My family and I love roller coasters and thrill rides. Over the last five years, we’ve crisscrossed the United States to visit theme parks in California, Missouri, Wisconsin, Ohio, and Florida. For twelve exhausting hours, we’ll zigzag across the grounds, riding our favorites again and again. It’s become a summertime vacation ritual.
Yet with every theme park visit, I hear this complaint: “Hurry up, Mom! You walk so slowly!”
It’s always the same story. Dozens of times throughout the day, I get swallowed up in the crowds as we race toward the next ride. The family stops to give me time to catch up, but their exasperation eventually boils over.
The inherent problem here is our difference of opinion: I don’t think I walk slowly! I move through the park at a brisk pace that’s comfortable for me.
So what does slowly mean, anyway?
This reminds me of an irksome writing rule, one that didn’t make sense to me for a long time: limiting adverbs. Every guide I read admonished writers about adverb usage, but I couldn’t understand what was wrong with them!
A quick search in an early draft of my novel revealed 1,276 “-ly” words! While this includes words such as probably and family, the majority were adverbs I’d employed as modifiers.

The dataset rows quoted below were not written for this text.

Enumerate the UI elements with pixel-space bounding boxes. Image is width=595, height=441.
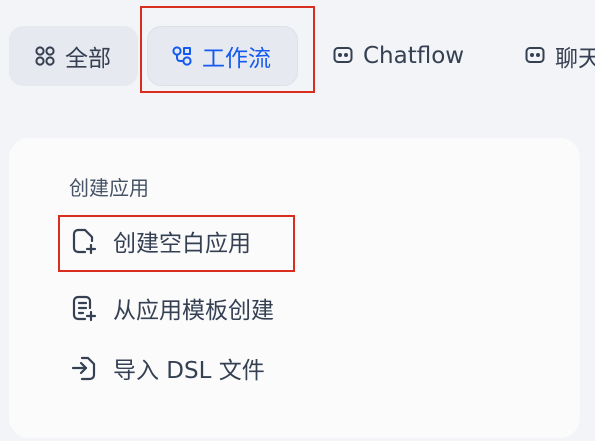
chat-bubble-icon [524, 45, 546, 67]
create-from-template-label: 从应用模板创建 [113, 298, 274, 324]
tab-all[interactable]: 全部 [9, 26, 138, 86]
import-icon [69, 353, 99, 383]
tab-chat-label: 聊天 [555, 46, 595, 72]
create-blank-app-item[interactable]: 创建空白应用 [69, 221, 251, 261]
grid-icon [34, 45, 56, 67]
file-plus-icon [69, 226, 99, 256]
create-from-template-item[interactable]: 从应用模板创建 [69, 288, 274, 328]
template-plus-icon [69, 293, 99, 323]
create-app-panel: 创建应用 创建空白应用 从应用模板创建 导入 DSL 文件 [9, 138, 580, 438]
tab-workflow[interactable]: 工作流 [147, 26, 298, 86]
import-dsl-label: 导入 DSL 文件 [113, 358, 265, 384]
import-dsl-item[interactable]: 导入 DSL 文件 [69, 348, 265, 388]
create-app-title: 创建应用 [69, 176, 149, 200]
tab-chat[interactable]: 聊天 [512, 26, 595, 86]
tab-workflow-label: 工作流 [202, 46, 271, 72]
create-blank-app-label: 创建空白应用 [113, 231, 251, 257]
workflow-icon [171, 45, 193, 67]
chat-bubble-icon [332, 45, 354, 67]
tab-chatflow[interactable]: Chatflow [320, 26, 490, 86]
tab-all-label: 全部 [65, 46, 111, 72]
tab-chatflow-label: Chatflow [363, 43, 465, 69]
app-type-tabs: 全部 工作流 Chatflow 聊天 [0, 0, 595, 110]
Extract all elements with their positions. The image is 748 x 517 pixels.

In the years since I wrote that draft, here’s what I’ve learned about this pesky part of speech:
1. Adverbs are subjective. My example shows slowly can mean something different to everyone. Replacing walk slowly with a strong, descriptive verb (saunter, shuffle, trudge, or amble) makes the scene more vivid and shows readers how someone moves.
2. Adverbs tell, rather than show. He glanced away sheepishly is a telling sentence. Showing readers what sheepishly looks like — He raked a hand through his hair and averted his gaze — gives readers something to visualize and provides insight into the character.
3. Some adverbs are redundant. He smiled happily. The radio blared loudly. I’ve also found definitely, extremely, very, and really can often be cut without changing a sentence’s meaning.
But I believe eliminating all adverbs from writing is overkill. Sometimes an adverb is the most concise word choice, in which case, I leave it in.
Author Jessica Bell writes:
“…sometimes [adverbs] just work. They serve a purpose…Not every single action needs to be poetic and unique.”
I couldn’t agree more. How do you feel about adverbs?